In the wake of the ongoing allegations against Díaz, many people have begun to speculate about the real motivation behind the author's New Yorker essay, which appeared in April. In the piece titled "The Silence: The Legacy of Childhood Trauma," Díaz described his own experience with childhood rape, and went into detail about the ways in which his sexual trauma has affected his adult life. "Classic trauma psychology: approach and retreat, approach and retreat," Díaz wrote. "And hurting other people in the process." Now, readers are speculating exactly what kind of "hurt" Díaz was alluding to.
To many, the piece that was originally called "heart-wrenching," "brave," and "moving" now appears to be a preemptive apology from the author for the allegations he might have known were coming. "I am not who I once was. I’m neither the brother who can’t touch a girl nor the asshole who sleeps around. I’m in therapy twice a week," he wrote in the piece. "I don’t drink (except in Japan, where I let myself have a beer). I don’t hurt people with my lies or my choices, and wherever I can I make amends; I take responsibility. I’ve come to learn that repair is never-ceasing."

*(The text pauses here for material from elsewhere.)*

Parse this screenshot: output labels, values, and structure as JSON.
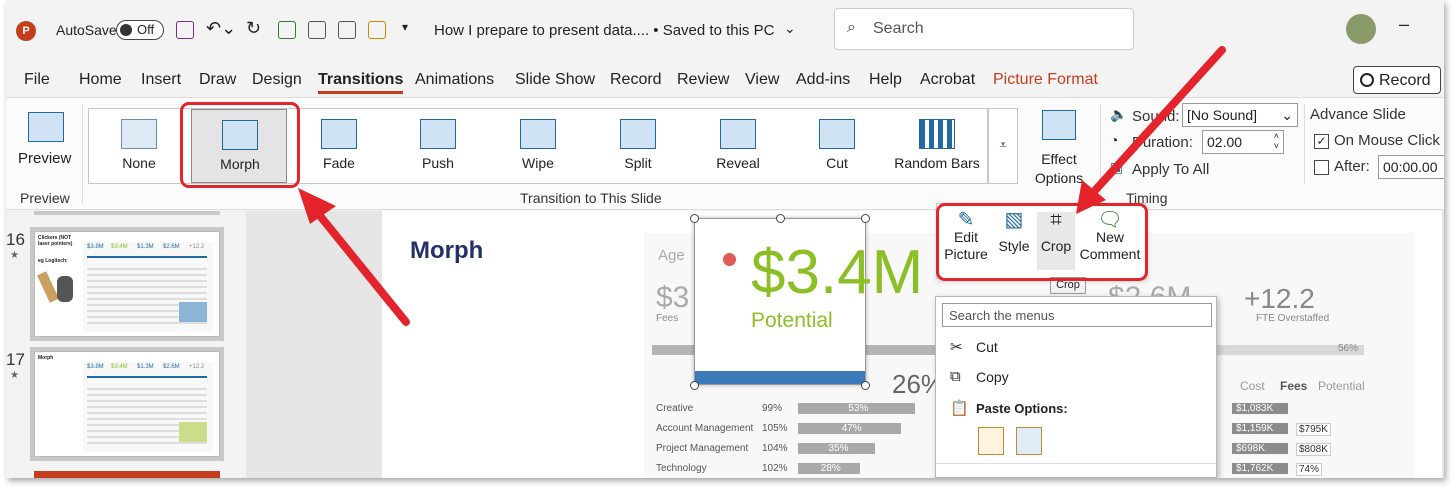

Several writers and critics have now taken to Twitter to point out how, in the context of the mounting allegations from Clemmons, Machado, and others, Díaz's New Yorker piece reads as a confession or an attempt at damage control.
Critics have also expressed outrage over the allegations against Díaz for being what they say is just another example of the book community's ability to turn a blind eye to a powerful man's track record of behaving badly.
The allegations against Díaz come fresh on the heels of the cancellation of the 2018 Nobel Prize in Literature amid sexual abuse scandal, and in the wake of several other powerful men in the literary world being taken down by the #MeToo reckoning. It has left many book-lovers wondering how to react.
What happens next, no one can say for sure, but one thing is becoming clearer than ever: the literary world has a problem with its treatment of women, and it's one that needs to be addressed immediately.